It was my sister’s desire for chocolate that brought me there. Or rather, my brother’s abysmal stomach that led to the dearth of candy in the first place. Regardless of the reason, I still ended up in the candy aisle of the only decent discount store in my neighborhood, Deals & Discounts, which is colloquially known as D&D.

I was scavenging for a particular type of loser candy that I was craving at that time when I called my brother to ask if he needed anything. He told me two things–1) he was heading back to his school (the same middle school I went to back in the bad ol’ days) to pick up his report card.

And 2) he needed me to tag along.

“No,” was the adamant response I gave him. And I hung up.

My middle school was not a place I would fondly call home. Not just because of the stupid preteen drama nor the embarrassing and cringy memories that would immediately resurface after stepping one foot inside the building, but also because there was no one there to visit. Out of all of the teachers I had during the three years I was in that school, only a couple remain. I didn’t see any point in visiting the school that seemed so familiar on the outside, but so alien in the inside.

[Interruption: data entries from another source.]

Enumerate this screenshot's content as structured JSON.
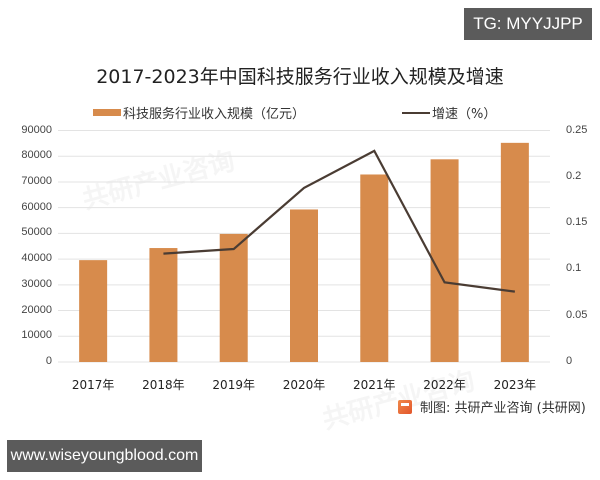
{
  "overlay": {
    "top_badge": "TG: MYYJJPP",
    "bottom_badge": "www.wiseyoungblood.com"
  },
  "source_note": "制图: 共研产业咨询 (共研网)",
  "colors": {
    "bar": "#D78B4C",
    "line": "#4A3C33",
    "grid": "#E3E3E3",
    "badge_bg": "#5B5B5B"
  },
  "chart_data": {
    "type": "bar+line",
    "title": "2017-2023年中国科技服务行业收入规模及增速",
    "categories": [
      "2017年",
      "2018年",
      "2019年",
      "2020年",
      "2021年",
      "2022年",
      "2023年"
    ],
    "series": [
      {
        "name": "科技服务行业收入规模（亿元）",
        "type": "bar",
        "axis": "left",
        "values": [
          39600,
          44300,
          49800,
          59300,
          72900,
          78800,
          85200
        ]
      },
      {
        "name": "增速（%）",
        "type": "line",
        "axis": "right",
        "values": [
          null,
          0.117,
          0.122,
          0.188,
          0.228,
          0.086,
          0.076
        ]
      }
    ],
    "left_axis": {
      "ylim": [
        0,
        90000
      ],
      "ticks": [
        "0",
        "10000",
        "20000",
        "30000",
        "40000",
        "50000",
        "60000",
        "70000",
        "80000",
        "90000"
      ]
    },
    "right_axis": {
      "ylim": [
        0,
        0.25
      ],
      "ticks": [
        "0",
        "0.05",
        "0.1",
        "0.15",
        "0.2",
        "0.25"
      ]
    },
    "legend": {
      "position": "top",
      "entries": [
        "科技服务行业收入规模（亿元）",
        "增速（%）"
      ]
    },
    "grid": true,
    "xlabel": "",
    "ylabel": ""
  }
}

I stared at my phone for a while, wondering how much time would elapse until my sister found out about my refusal to accompany Samin and call me to blackmail me to go. But it turned out that I didn’t need to go back to my middle school. Middle school had found me first.

And she was staring right at me with her almond-shaped eyes.

“SHORMIE!!!!” she yelled. Her electric blue hair bounced up and down as she ran to give me a hug. I patted her back awkwardly as she squeezed me tight, just as she would back then.

After such a long time, Coney had found me.

We talked for a while about colleges (as every senior has been and will be doing), talked about Japan (she was planning on applying to schools there) and looked for my loser candy (we didn’t end up finding it). We spoke for such a long time that I’d forgotten my dilemma until my daddy called me and kindly asked me to drag Samin to his middle school.

We parted ways, and just we’ve done before, we promised to keep in touch.

It was at that point I remembered that middle school wasn’t as gross as I recalled. It wasn’t great. But it was fun, at least when spent with my friends. And although it changed a lot, the ambience was still the same. At least, I hoped it was.

And I promised myself that I would fulfil the promise I made with Coney (after Dec. 1, of course).

I found my brother moments before she left. Not even bothering to greet me first, he hurriedly asked if I was going to take him to his school and do all the talking.

I answered again with a “no,” but this time, I didn’t mean it.